Information Security Engineer - Data Protection & Insider Risk

OVERVIEW:

We are seeking an experienced, dynamic Information Security Engineer with expertise in data leakage prevention (DLP), insider risk management, and identity and access governance (IAG). This role is responsible for protecting sensitive data across endpoints, cloud services, and SaaS platforms by designing, implementing, and operating security controls that identify, classify, monitor, and govern access to enterprise data.

This position also plays a hands-on role in securing Microsoft Copilot for M365 and other emerging AI-enabled tools, focusing on technical controls, data protection enforcement, and security logging. The ideal candidate has experience managing data classification and labeling programs, insider risk detection, identity governance platforms, and modern security tooling, and is comfortable working across IT, security, and compliance functions to enable the business securely.

RESPONSIBILITIES:

Data Protection & Leakage Prevention

Designs, implements, and operates Data Loss/Leakage Prevention (DLP) controls across endpoints, email, cloud services, and SaaS platforms;

Leads and maintains data identification, classification, and labeling strategies for structured and unstructured data;

Monitors, investigates, and responds to data exfiltration and misuse events, including both accidental and malicious activity;

Tunes detection policies to reduce false positives while maintaining effective risk coverage.

Insider Risk Management

Operates and enhances insider risk detection and response programs, including behavioral analytics and user activity monitoring;

Partners with IT/IS management on insider risk investigations, ensuring appropriate governance and privacy controls;

Develops workflows for escalation, evidence handling, and remediation of insider risk incidents.

Identity & Access Governance

Manages and optimizes identity and access governance (IAG) platforms, including access reviews, entitlement management, and lifecycle automation;

Supports least-privilege access models, role-based access control (RBAC), and segregation of duties (SoD) initiatives;

Integrates identity signals with data protection and insider risk tooling to enable contextual, risk-based controls.

Security Tooling & Operations

Serves as a subject matter expert for security platforms related to DLP, insider risk, data classification, and identity governance;

Evaluates, onboards, and operationalizes new security tools and features;

Creates and maintains runbooks, procedures, dashboards, and metrics to demonstrate program effectiveness.

Governance, Risk, and Collaboration

Supports regulatory and compliance requirements related to data protection and access control (e.g., SOX, HIPAA, GDPR, CCPA, etc., as applicable);

Provides guidance to IT and business teams on secure data handling and access practices;

Contributes to security awareness efforts related to data handling, insider risk, and acceptable use.

AI & Generative AI Security (Technical Controls & Monitoring)
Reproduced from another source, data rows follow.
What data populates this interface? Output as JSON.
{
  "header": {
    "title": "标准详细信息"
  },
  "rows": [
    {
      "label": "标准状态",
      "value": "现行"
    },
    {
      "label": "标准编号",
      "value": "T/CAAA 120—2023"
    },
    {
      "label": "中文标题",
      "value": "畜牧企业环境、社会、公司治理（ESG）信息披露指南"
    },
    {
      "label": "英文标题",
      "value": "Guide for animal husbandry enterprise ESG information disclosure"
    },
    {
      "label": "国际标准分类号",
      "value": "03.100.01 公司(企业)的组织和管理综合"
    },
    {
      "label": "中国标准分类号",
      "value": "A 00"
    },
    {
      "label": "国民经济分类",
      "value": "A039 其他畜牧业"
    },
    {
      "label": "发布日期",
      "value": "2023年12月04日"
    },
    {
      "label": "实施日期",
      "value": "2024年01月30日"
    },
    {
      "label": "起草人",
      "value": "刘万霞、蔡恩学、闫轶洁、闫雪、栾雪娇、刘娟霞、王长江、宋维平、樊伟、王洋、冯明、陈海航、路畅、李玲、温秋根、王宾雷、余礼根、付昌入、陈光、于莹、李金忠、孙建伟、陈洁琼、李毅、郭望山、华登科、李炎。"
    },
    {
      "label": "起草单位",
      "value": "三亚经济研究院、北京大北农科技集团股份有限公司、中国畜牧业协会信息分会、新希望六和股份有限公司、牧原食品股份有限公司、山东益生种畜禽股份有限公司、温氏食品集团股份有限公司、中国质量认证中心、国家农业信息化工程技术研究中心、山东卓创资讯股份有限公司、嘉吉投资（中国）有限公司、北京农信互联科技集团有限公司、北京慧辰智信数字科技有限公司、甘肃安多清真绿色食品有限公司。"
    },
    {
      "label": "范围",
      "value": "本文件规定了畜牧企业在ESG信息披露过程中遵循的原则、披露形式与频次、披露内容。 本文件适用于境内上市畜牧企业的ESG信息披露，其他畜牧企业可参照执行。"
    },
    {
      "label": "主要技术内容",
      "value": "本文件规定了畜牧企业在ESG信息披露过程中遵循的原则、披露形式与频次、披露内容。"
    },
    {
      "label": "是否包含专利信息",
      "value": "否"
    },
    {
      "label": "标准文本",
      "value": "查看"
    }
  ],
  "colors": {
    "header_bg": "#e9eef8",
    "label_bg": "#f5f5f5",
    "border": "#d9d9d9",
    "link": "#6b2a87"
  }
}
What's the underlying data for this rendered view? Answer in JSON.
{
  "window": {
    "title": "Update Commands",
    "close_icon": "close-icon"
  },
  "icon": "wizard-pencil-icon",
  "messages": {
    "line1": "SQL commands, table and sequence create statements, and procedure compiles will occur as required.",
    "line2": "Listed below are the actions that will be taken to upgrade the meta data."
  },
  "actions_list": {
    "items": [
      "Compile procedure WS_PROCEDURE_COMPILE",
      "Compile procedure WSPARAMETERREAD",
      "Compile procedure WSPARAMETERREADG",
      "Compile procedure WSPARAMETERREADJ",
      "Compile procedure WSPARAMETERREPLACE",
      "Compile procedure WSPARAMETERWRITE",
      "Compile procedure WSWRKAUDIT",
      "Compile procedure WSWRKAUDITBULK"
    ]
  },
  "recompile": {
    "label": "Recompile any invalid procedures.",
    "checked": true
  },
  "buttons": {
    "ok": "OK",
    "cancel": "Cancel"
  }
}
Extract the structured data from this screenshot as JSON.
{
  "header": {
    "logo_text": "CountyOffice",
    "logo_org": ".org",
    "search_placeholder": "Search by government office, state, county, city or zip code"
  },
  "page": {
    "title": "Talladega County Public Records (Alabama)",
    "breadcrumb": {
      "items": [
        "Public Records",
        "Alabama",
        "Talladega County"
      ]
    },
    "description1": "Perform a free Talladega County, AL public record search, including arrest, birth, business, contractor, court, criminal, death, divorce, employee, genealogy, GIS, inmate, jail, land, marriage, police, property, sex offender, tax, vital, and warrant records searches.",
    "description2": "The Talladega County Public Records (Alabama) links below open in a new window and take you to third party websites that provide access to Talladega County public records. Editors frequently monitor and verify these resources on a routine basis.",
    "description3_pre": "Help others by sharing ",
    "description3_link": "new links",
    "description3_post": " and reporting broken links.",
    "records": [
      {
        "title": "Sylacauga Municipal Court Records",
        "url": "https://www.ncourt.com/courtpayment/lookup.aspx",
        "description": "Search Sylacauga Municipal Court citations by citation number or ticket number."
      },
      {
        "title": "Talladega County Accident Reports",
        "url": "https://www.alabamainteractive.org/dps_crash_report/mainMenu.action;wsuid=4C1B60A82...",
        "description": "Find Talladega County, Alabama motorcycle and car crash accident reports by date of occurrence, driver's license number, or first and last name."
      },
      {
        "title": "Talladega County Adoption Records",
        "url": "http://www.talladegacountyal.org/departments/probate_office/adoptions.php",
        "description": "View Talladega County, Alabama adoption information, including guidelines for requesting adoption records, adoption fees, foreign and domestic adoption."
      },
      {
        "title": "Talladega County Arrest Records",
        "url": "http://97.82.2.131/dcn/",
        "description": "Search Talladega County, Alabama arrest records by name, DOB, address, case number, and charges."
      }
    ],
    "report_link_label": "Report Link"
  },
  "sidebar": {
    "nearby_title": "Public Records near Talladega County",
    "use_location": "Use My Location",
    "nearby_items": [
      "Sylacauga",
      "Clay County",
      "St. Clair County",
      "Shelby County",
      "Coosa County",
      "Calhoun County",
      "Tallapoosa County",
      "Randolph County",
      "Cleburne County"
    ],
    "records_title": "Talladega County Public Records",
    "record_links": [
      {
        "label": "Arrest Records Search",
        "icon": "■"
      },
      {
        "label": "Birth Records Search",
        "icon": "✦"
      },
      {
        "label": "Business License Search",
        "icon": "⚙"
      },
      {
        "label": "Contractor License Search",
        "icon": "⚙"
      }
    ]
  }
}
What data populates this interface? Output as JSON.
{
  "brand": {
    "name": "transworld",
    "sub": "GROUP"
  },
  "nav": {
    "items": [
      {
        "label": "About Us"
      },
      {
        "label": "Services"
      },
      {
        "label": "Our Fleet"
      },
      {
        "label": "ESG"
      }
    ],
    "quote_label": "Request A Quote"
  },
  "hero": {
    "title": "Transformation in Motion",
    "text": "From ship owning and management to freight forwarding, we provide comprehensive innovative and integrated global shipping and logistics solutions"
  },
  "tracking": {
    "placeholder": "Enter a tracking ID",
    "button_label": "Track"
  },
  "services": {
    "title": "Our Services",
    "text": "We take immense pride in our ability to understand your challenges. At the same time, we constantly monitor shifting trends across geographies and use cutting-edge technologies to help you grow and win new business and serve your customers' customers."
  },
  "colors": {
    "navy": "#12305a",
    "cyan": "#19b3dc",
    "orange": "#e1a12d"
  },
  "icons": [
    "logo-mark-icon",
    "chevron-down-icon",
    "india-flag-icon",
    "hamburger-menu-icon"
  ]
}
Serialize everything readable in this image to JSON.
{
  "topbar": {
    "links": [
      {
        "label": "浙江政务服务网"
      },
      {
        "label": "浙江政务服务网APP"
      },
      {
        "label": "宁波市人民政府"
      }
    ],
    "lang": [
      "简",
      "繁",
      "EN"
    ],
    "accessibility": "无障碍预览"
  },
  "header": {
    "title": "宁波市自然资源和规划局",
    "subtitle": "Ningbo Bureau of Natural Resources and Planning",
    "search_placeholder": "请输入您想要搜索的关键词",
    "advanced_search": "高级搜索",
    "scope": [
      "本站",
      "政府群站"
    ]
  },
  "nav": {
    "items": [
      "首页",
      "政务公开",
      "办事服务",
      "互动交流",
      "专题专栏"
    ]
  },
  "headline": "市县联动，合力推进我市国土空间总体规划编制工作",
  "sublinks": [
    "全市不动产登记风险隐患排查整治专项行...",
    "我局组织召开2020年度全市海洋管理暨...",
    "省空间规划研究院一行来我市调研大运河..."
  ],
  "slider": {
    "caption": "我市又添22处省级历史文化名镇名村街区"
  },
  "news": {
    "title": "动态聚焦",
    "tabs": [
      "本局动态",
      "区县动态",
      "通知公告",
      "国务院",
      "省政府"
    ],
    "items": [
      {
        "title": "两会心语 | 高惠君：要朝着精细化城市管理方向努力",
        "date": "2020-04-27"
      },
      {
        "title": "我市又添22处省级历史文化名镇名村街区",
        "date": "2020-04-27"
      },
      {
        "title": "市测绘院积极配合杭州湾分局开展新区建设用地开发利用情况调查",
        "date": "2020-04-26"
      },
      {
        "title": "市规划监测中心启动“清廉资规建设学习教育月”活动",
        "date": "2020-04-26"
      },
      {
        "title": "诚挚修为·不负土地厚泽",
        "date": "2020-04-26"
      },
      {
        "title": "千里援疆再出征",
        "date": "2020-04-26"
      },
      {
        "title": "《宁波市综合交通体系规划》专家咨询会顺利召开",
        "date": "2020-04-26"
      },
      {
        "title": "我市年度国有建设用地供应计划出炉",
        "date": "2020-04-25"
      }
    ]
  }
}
Implements and operates security controls for Microsoft Copilot for M365 using Purview, Defender, and Entra ID to enforce access boundaries and reduce data exposure;

Configures DLP, sensitivity labels, permissions, logging, and alerting to ensure AI-assisted access aligns with data classification and authorization models;

Investigates and responds to data exposure or misuse involving Copilot or other AI-enabled workflows, and support secure onboarding of additional AI/LLM tools; and

Performs additional duties as assigned.

QUALIFICATIONS:

REQUIRED CANDIDATE QUALIFICATIONS:

5+ years of experience in information security, with direct focus on data protection, insider risk, or identity governance;

Hands-on experience with one or more DLP and data classification platforms (e.g., Microsoft Purview, Symantec, Forcepoint, Netskope, etc.);

Experience managing identity and access governance solutions (e.g., Microsoft Entra ID Governance, SailPoint, Saviynt, Okta IGA);

Strong understanding of data classification schemes, sensitive data types, and data handling controls;

Experience investigating security alerts and incidents involving user behavior and data misuse;

Familiarity with endpoint, cloud, and SaaS security architectures;

Strong documentation, communication, and cross-functional collaboration skills; and

Ability to work additional hours as needed.

PREFERRED / NICE-TO-HAVE QUALIFICATIONS:

Experience with Microsoft security ecosystem (Purview, Defender for Endpoint, Defender for Cloud Apps, Entra ID, Sentinel);

Experience with User and Entity Behavior Analytics (UEBA) or insider risk platforms;

Knowledge of privacy-by-design principles and employee monitoring considerations;

Scripting or automation experience (PowerShell, Python, KQL, etc.);

Security certifications such as CISSP, CISM, CCSP, GIAC, or vendor-specific certifications;

Bachelor’s degree in Information Security, Computer Science, Information Technology, or a related technical field.

This position is located in our New York office, and currently has a hybrid work schedule, but that is subject to change. The estimated salary range for this position is $160,000 to $180,000. The actual salary offered will be based on a wide range of factors, including relevant skills, training, experience, education, and where applicable, licensure or certification obtained. Market and Firm factors are also considered. In addition to base salary and discretionary bonus(es), we offer a generous employee benefits package including, but not limited to, paid time off, medical, dental, vision care, 401(k) and substantial health club discounts.